Key Takeaways:
Marcus opened his talk with a pointed comparison. “Every day, 400 billion emails are sent, and we have Gmail for that,” he said. “Ten billion payments are sent, about $5.5 trillion. And for that, nothing.” His argument: the infrastructure for money movement has not kept pace with the infrastructure for communication.
The launch centers on a product called the Grid Global Account, a dollar account that Lightspark is making available to platforms and developers rather than operating as a standalone consumer app. Marcus was direct about the intent. “You own the relationship as a platform,” he said. “We take care of the rest. We stay invisible while helping you build.”

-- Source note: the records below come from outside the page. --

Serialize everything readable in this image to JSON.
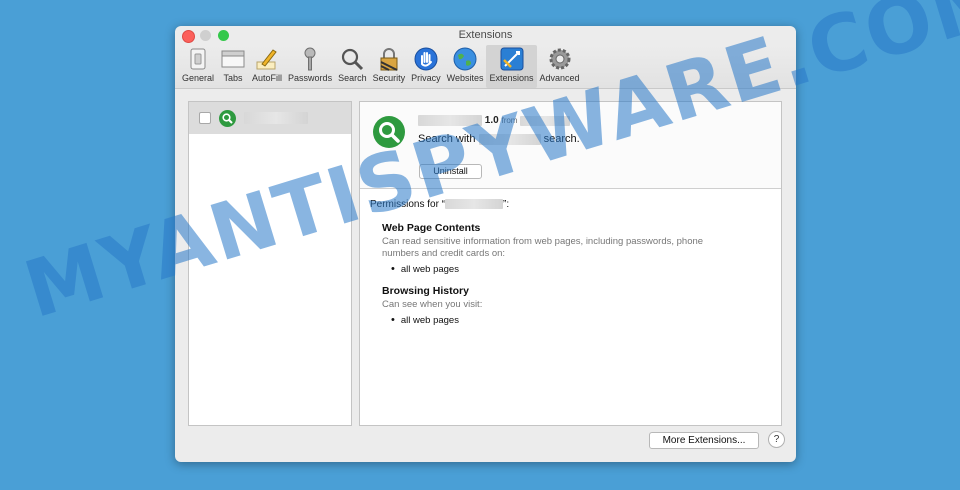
{
  "window": {
    "title": "Extensions"
  },
  "toolbar": {
    "items": [
      {
        "label": "General",
        "icon": "switch-icon"
      },
      {
        "label": "Tabs",
        "icon": "tabs-icon"
      },
      {
        "label": "AutoFill",
        "icon": "pencil-icon"
      },
      {
        "label": "Passwords",
        "icon": "key-icon"
      },
      {
        "label": "Search",
        "icon": "magnifier-icon"
      },
      {
        "label": "Security",
        "icon": "lock-icon"
      },
      {
        "label": "Privacy",
        "icon": "hand-icon"
      },
      {
        "label": "Websites",
        "icon": "globe-icon"
      },
      {
        "label": "Extensions",
        "icon": "extensions-icon"
      },
      {
        "label": "Advanced",
        "icon": "gear-icon"
      }
    ],
    "active": "Extensions"
  },
  "detail": {
    "version": "1.0",
    "from_label": "from",
    "search_prefix": "Search with",
    "search_suffix": "search.",
    "uninstall_label": "Uninstall",
    "permissions_prefix": "Permissions for “",
    "permissions_suffix": "”:",
    "sections": [
      {
        "heading": "Web Page Contents",
        "desc": "Can read sensitive information from web pages, including passwords, phone numbers and credit cards on:",
        "item": "all web pages"
      },
      {
        "heading": "Browsing History",
        "desc": "Can see when you visit:",
        "item": "all web pages"
      }
    ]
  },
  "footer": {
    "more_label": "More Extensions...",
    "help_label": "?"
  },
  "watermark": "MYANTISPYWARE.COM",
  "colors": {
    "accent": "#1f96e8",
    "ext_green": "#2e9a3f",
    "background": "#4a9fd6"
  }
}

Four conditions, Marcus said, made the product possible now. Regulatory clarity arrived through the GENIUS Act in the United States and MiCA in Europe. Wallet login flows improved through Google, Apple, and passkey integrations. Spark, a Bitcoin layer where many prominent bitcoin wallets are building, matured enough to support stablecoins. And stablecoin-backed cards became globally issuable over the past 12 to 18 months.

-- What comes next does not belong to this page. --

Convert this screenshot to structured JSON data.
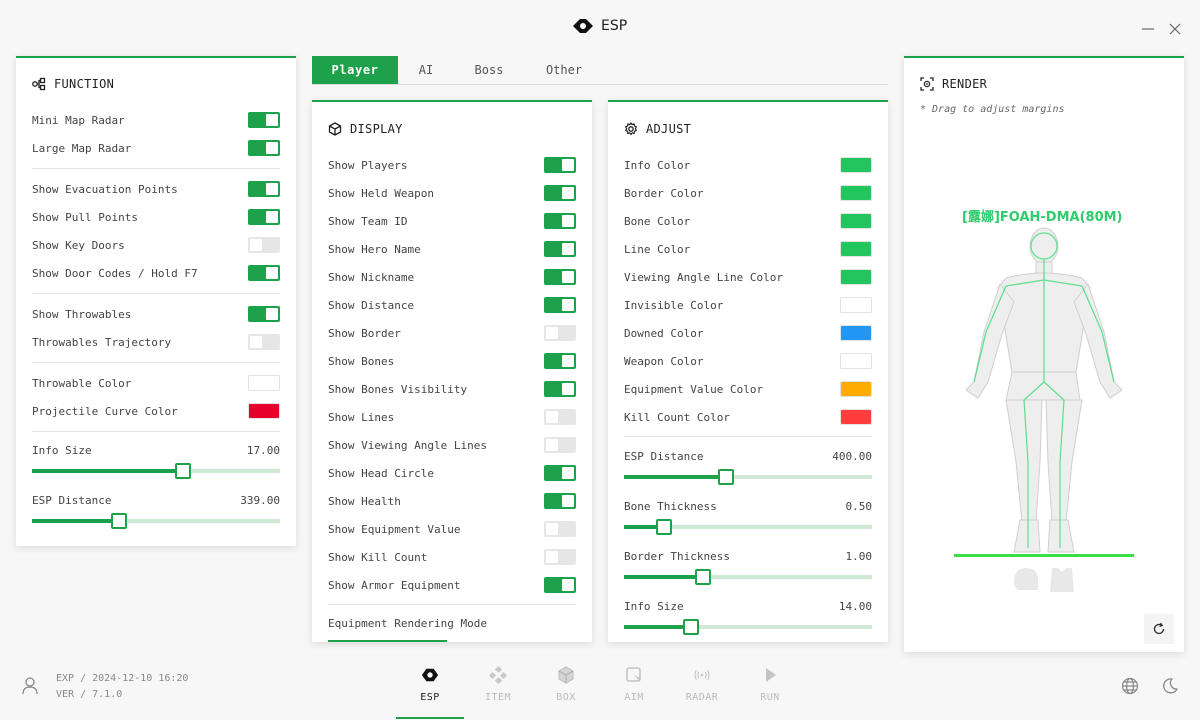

The centerpiece announcement was a partnership with Visa. Lightspark is becoming a principal member of the Visa network, giving Grid account holders access to spending at any of the 175 million merchants on Visa’s global rails. Marcus said coverage will expand from 33 countries to 100 before the end of the year.

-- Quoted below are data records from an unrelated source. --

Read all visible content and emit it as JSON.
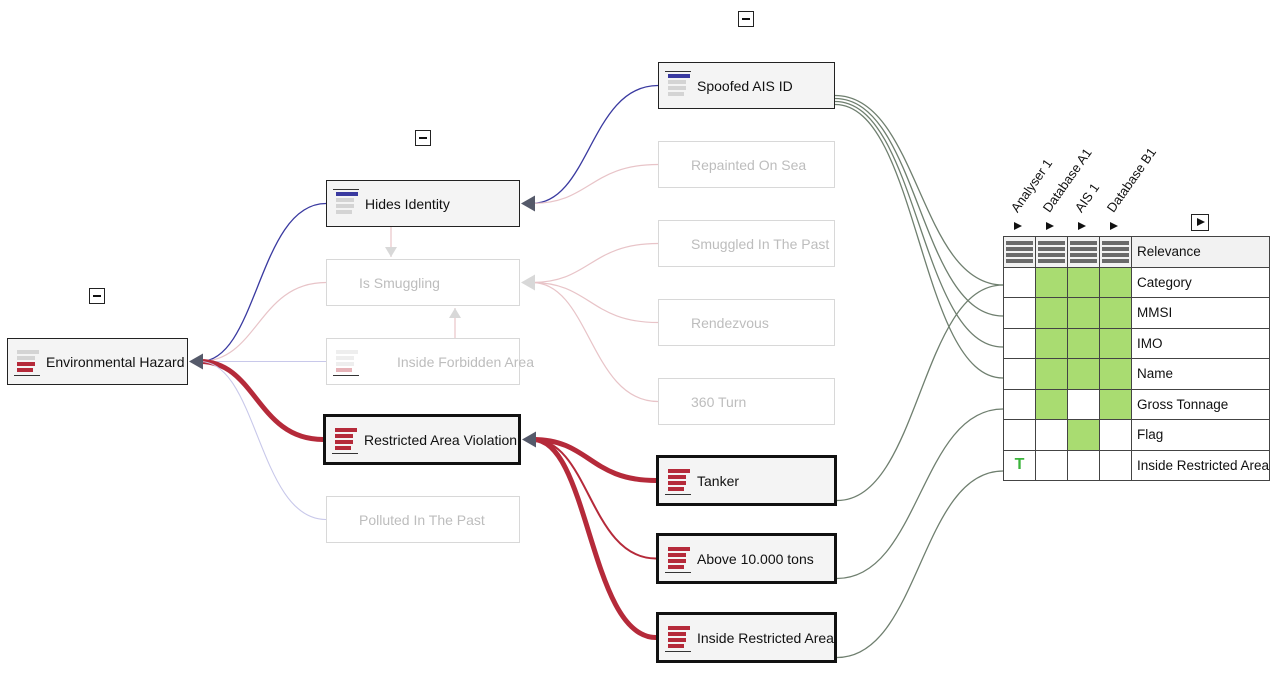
{
  "colors": {
    "evidence_red": "#b52a3a",
    "identity_blue": "#3a3aa0",
    "faded_pink": "#e8c4c8",
    "faded_blue": "#c8c8ea",
    "link_gray": "#6f7f6f",
    "match_green": "#a9dc71",
    "true_green": "#3cb43c"
  },
  "graph": {
    "nodes": {
      "environmental_hazard": {
        "label": "Environmental Hazard",
        "state": "active",
        "icon": "stacked-bars-icon",
        "bars": [
          "gray",
          "gray",
          "red",
          "red"
        ]
      },
      "hides_identity": {
        "label": "Hides Identity",
        "state": "active",
        "icon": "stacked-bars-icon",
        "bars": [
          "blue",
          "gray",
          "gray",
          "gray"
        ]
      },
      "is_smuggling": {
        "label": "Is Smuggling",
        "state": "faded"
      },
      "inside_forbidden_area": {
        "label": "Inside Forbidden Area",
        "state": "faded",
        "icon": "stacked-bars-icon",
        "bars": [
          "faint",
          "faint",
          "faint",
          "pink"
        ]
      },
      "restricted_area_violation": {
        "label": "Restricted Area Violation",
        "state": "strong",
        "icon": "stacked-bars-icon",
        "bars": [
          "red",
          "red",
          "red",
          "red"
        ]
      },
      "polluted_in_the_past": {
        "label": "Polluted In The Past",
        "state": "faded"
      },
      "spoofed_ais_id": {
        "label": "Spoofed AIS ID",
        "state": "active",
        "icon": "stacked-bars-icon",
        "bars": [
          "blue",
          "gray",
          "gray",
          "gray"
        ]
      },
      "repainted_on_sea": {
        "label": "Repainted On Sea",
        "state": "faded"
      },
      "smuggled_in_the_past": {
        "label": "Smuggled In The Past",
        "state": "faded"
      },
      "rendezvous": {
        "label": "Rendezvous",
        "state": "faded"
      },
      "turn_360": {
        "label": "360 Turn",
        "state": "faded"
      },
      "tanker": {
        "label": "Tanker",
        "state": "strong",
        "icon": "stacked-bars-icon",
        "bars": [
          "red",
          "red",
          "red",
          "red"
        ]
      },
      "above_10000_tons": {
        "label": "Above 10.000 tons",
        "state": "strong",
        "icon": "stacked-bars-icon",
        "bars": [
          "red",
          "red",
          "red",
          "red"
        ]
      },
      "inside_restricted_area": {
        "label": "Inside Restricted Area",
        "state": "strong",
        "icon": "stacked-bars-icon",
        "bars": [
          "red",
          "red",
          "red",
          "red"
        ]
      }
    },
    "edges": [
      {
        "from": "hides_identity",
        "to": "environmental_hazard",
        "style": "blue"
      },
      {
        "from": "is_smuggling",
        "to": "environmental_hazard",
        "style": "faded-pink"
      },
      {
        "from": "inside_forbidden_area",
        "to": "environmental_hazard",
        "style": "faded-blue"
      },
      {
        "from": "restricted_area_violation",
        "to": "environmental_hazard",
        "style": "red-thick"
      },
      {
        "from": "polluted_in_the_past",
        "to": "environmental_hazard",
        "style": "faded-blue"
      },
      {
        "from": "spoofed_ais_id",
        "to": "hides_identity",
        "style": "blue"
      },
      {
        "from": "repainted_on_sea",
        "to": "hides_identity",
        "style": "faded-pink"
      },
      {
        "from": "hides_identity",
        "to": "is_smuggling",
        "style": "faded-vertical"
      },
      {
        "from": "inside_forbidden_area",
        "to": "is_smuggling",
        "style": "faded-vertical"
      },
      {
        "from": "smuggled_in_the_past",
        "to": "is_smuggling",
        "style": "faded-pink"
      },
      {
        "from": "rendezvous",
        "to": "is_smuggling",
        "style": "faded-pink"
      },
      {
        "from": "turn_360",
        "to": "is_smuggling",
        "style": "faded-pink"
      },
      {
        "from": "tanker",
        "to": "restricted_area_violation",
        "style": "red-thick"
      },
      {
        "from": "above_10000_tons",
        "to": "restricted_area_violation",
        "style": "red-thin"
      },
      {
        "from": "inside_restricted_area",
        "to": "restricted_area_violation",
        "style": "red-thick"
      }
    ],
    "attribute_links": [
      {
        "from": "spoofed_ais_id",
        "to": "Category"
      },
      {
        "from": "spoofed_ais_id",
        "to": "MMSI"
      },
      {
        "from": "spoofed_ais_id",
        "to": "IMO"
      },
      {
        "from": "spoofed_ais_id",
        "to": "Name"
      },
      {
        "from": "tanker",
        "to": "Category"
      },
      {
        "from": "above_10000_tons",
        "to": "Gross Tonnage"
      },
      {
        "from": "inside_restricted_area",
        "to": "Inside Restricted Area"
      }
    ]
  },
  "matrix": {
    "sources": [
      "Analyser 1",
      "Database A1",
      "AIS 1",
      "Database B1"
    ],
    "header_label": "Relevance",
    "rows": [
      {
        "label": "Category",
        "cells": [
          false,
          true,
          true,
          true
        ],
        "mark": ""
      },
      {
        "label": "MMSI",
        "cells": [
          false,
          true,
          true,
          true
        ],
        "mark": ""
      },
      {
        "label": "IMO",
        "cells": [
          false,
          true,
          true,
          true
        ],
        "mark": ""
      },
      {
        "label": "Name",
        "cells": [
          false,
          true,
          true,
          true
        ],
        "mark": ""
      },
      {
        "label": "Gross Tonnage",
        "cells": [
          false,
          true,
          false,
          true
        ],
        "mark": ""
      },
      {
        "label": "Flag",
        "cells": [
          false,
          false,
          true,
          false
        ],
        "mark": ""
      },
      {
        "label": "Inside Restricted Area",
        "cells": [
          false,
          false,
          false,
          false
        ],
        "mark": "T"
      }
    ]
  }
}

Marcus demonstrated the account through a character named Barbara, a creator in Mexico receiving a $5,000 payment from a U.S. platform. In the demonstration, she spent at Visa merchants globally, converted funds to Mexican pesos in real time, and sent money to a friend’s Brazilian Pix account in seconds. The same account also held bitcoin natively alongside dollars and stablecoins, all under a single wallet address.
The interoperability extends across networks. “A dollar in a Grid Global Account is a dollar on any network,” Marcus said. It can move to USDC on Solana or to USDT on Optimism, and because Grid runs on Spark, Bitcoin support is built in from the start.
For platforms, Marcus framed every payment feature as a revenue source. Stablecoin yield, foreign exchange on-ramps and off-ramps, Visa card interchange, and Bitcoin buy-and-sell functions each represent income that platforms currently hand off to correspondent banks and payment intermediaries.
Marcus also introduced agent delegation, a feature that lets AI agents execute financial tasks inside a user’s wallet with defined permissions. He demonstrated an integration with Bread, a bitcoin wallet launching in the Apple App Store. Through a Whatsapp-based agent, he showed the system generating a scoped card to buy coffee and sending $500 to a contact in Brazil.
“The agent plans, the policy decides, and the account enforces,” Marcus said. “The user always stays in control.” He closed with a direct answer to a long-running skepticism in the industry. “People said for years that you cannot build this on Bitcoin,” Marcus said. “They were wrong.”